The city still has to get final state approval and arrange temporary financing.
SHARON, Pa. -- Gov. Ed Rendell's recent announcement that Sharon is getting $1.5 million to help launch a downtown revitalization project doesn't mean the city automatically gets the funds.
Rendell presented Mayor David O. Ryan with a mock check during his appearance, but the city must still come up with a final acceptable application for the money as well as match the grant dollar for dollar.
That's the primary reason the city is linking the first part of revitalization with the Penn State Shenango campus on Shenango Avenue.
Penn State plans to put about $9 million into renovations and improvements to the campus, which serves about 1,000 commuter students.
The city is hoping to use Penn State's investment as the matching funds for the state grant, Ryan said.
"We're tying into the Penn State campus and using their money," the mayor said, explaining why the revitalization effort will start with improvements to Shenango Avenue to strengthen the link between the campus and the downtown business district on the east side of the Shenango River.
A pedestrian bridge across the river from Porter Way to Silver Street at the edge of the campus will provide a similar link to the business district on the west side of the river.
Plan acceptable
Those are the two projects targeted with the state's $1.5 million, Ryan said, noting the grant will be enough to cover both, based on cost estimates prepared in a 2002 Sharon Comprehensive Downtown Revitalization Project plan put together by E.G. & amp;G. Inc. of Akron.
Those particular improvements are detailed in the plan.
The mayor said he met with a representative of the governor's office months ago to inquire about using the money Penn State is spending as a match to apply for state funds and learned that would be an acceptable plan.
State Rep. Michael Gruitza of Hermitage, D-7th, was able to get the $1.5 million allocation as a line item in the state's annual capital budget, Ryan said, adding that Sen. Bob Robbins of Greenville, R-50th, also supported the effort.
No Penn State money ($7 million from the university, $1 million raised by the local campus advisory board and $1 million yet to be raised locally) will actually be spent on city property. The investment only counts as a match to bring in the grant money.
Without it, Sharon wouldn't be able to move forward with the revitalization effort, Ryan said. Sharon just doesn't have any money to match grants of that size, he said.
The money also won't come to the city up front.
Once it is approved, Sharon will actually have to spend the $1.5 million and get reimbursed from the state. That means city council will have to approve the temporary borrowing of funds to make the initial expense and pay the debt off with the grant.
Bottom line
The bottom line will be a cost of perhaps $15,000 to $20,000 in interest expense on the temporary loan, "But that's a small price to pay for $1.5 million," Ryan said.
Council President Fred Hoffman said council basically has agreed to guarantee the city will have the money to do the work, but he's not sure all of council is behind the pedestrian bridge idea.
The five-member council has three new members since the E.G. & amp;G. plan was produced, and Hoffman said he isn't sure where those three stand on all aspects of the revitalization plan.

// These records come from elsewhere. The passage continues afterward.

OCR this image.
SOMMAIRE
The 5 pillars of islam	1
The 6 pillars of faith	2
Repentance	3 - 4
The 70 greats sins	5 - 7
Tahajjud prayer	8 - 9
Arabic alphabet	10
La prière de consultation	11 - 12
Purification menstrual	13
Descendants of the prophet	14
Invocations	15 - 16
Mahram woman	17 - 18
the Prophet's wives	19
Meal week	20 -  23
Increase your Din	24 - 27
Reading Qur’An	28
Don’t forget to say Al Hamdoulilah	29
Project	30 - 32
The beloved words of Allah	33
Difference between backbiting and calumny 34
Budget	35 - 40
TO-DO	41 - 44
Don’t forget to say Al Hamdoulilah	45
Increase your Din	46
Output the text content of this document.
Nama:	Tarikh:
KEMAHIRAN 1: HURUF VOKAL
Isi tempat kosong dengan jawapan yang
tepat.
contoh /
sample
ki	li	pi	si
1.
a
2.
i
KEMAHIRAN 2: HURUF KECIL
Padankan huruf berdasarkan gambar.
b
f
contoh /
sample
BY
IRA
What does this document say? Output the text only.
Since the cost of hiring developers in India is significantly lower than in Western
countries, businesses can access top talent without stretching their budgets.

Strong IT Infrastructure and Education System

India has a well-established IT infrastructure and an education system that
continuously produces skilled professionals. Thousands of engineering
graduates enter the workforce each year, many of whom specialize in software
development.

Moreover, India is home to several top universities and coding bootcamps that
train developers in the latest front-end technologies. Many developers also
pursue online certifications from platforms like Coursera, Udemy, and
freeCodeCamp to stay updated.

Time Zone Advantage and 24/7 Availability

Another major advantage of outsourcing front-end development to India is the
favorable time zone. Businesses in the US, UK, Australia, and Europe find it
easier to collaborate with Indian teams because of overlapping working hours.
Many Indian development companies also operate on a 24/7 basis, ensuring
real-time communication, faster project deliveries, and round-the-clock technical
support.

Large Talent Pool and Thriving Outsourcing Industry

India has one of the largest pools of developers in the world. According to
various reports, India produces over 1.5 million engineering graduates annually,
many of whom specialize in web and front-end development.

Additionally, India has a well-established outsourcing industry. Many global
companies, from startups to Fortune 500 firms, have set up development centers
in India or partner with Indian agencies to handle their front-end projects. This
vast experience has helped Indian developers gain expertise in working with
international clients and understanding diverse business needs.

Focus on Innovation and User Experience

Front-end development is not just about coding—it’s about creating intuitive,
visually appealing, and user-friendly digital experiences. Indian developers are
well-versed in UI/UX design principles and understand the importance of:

The administration needs to talk to council about that bridge, he said.
The Shenango Avenue project involves the creation of brick intersections at both State and Silver streets, installing period-style lighting along the 600 feet of street, installing benches, trees and other landscaping, and placing overhead utility lines underground.
The pedestrian bridge plan calls for making use of old stone bridge abutments left behind when the state demolished a vehicular bridge across the Shenango from Porter Way to Silver Street years ago.
The city has to get final approval from the governor's office to proceed with its plan and then arrange temporary financing, hire an engineering company to draw up plans, and then award contracts for the improvements.
Ryan said he would like to get through the engineering stage this fall and see construction in the spring.
The Shenango Avenue improvements and pedestrian bridge are only a part of the $10.8 million revitalization plan.
What's undetermined
Ryan said he doesn't know yet if the state will allow Sharon to make additional use of the Penn State Shenango project as matching funds for more grants.
If the state sticks to the dollar-for-dollar match formula, the city should be able to take further advantage of what Penn State is doing by seeking additional state grants to implement more of the revitalization plan, he said.
The city has other improvement work recently completed or under way.
It recently finished a $340,000 demolition and parking lot project at Sharpsville Avenue and East State Street and has just begun a $1.2 million renovation of the Shenango Valley Community Library at that same intersection.
Half of the library project comes from money borrowed by the city for capital improvements. The rest, and the money for the parking lot, came from state and federal grants.
The city also has secured a $250,000 state grant to put in new sidewalks and curbs along West State Street from Irvine Avenue to the Ohio line. That grant requires no matching funds.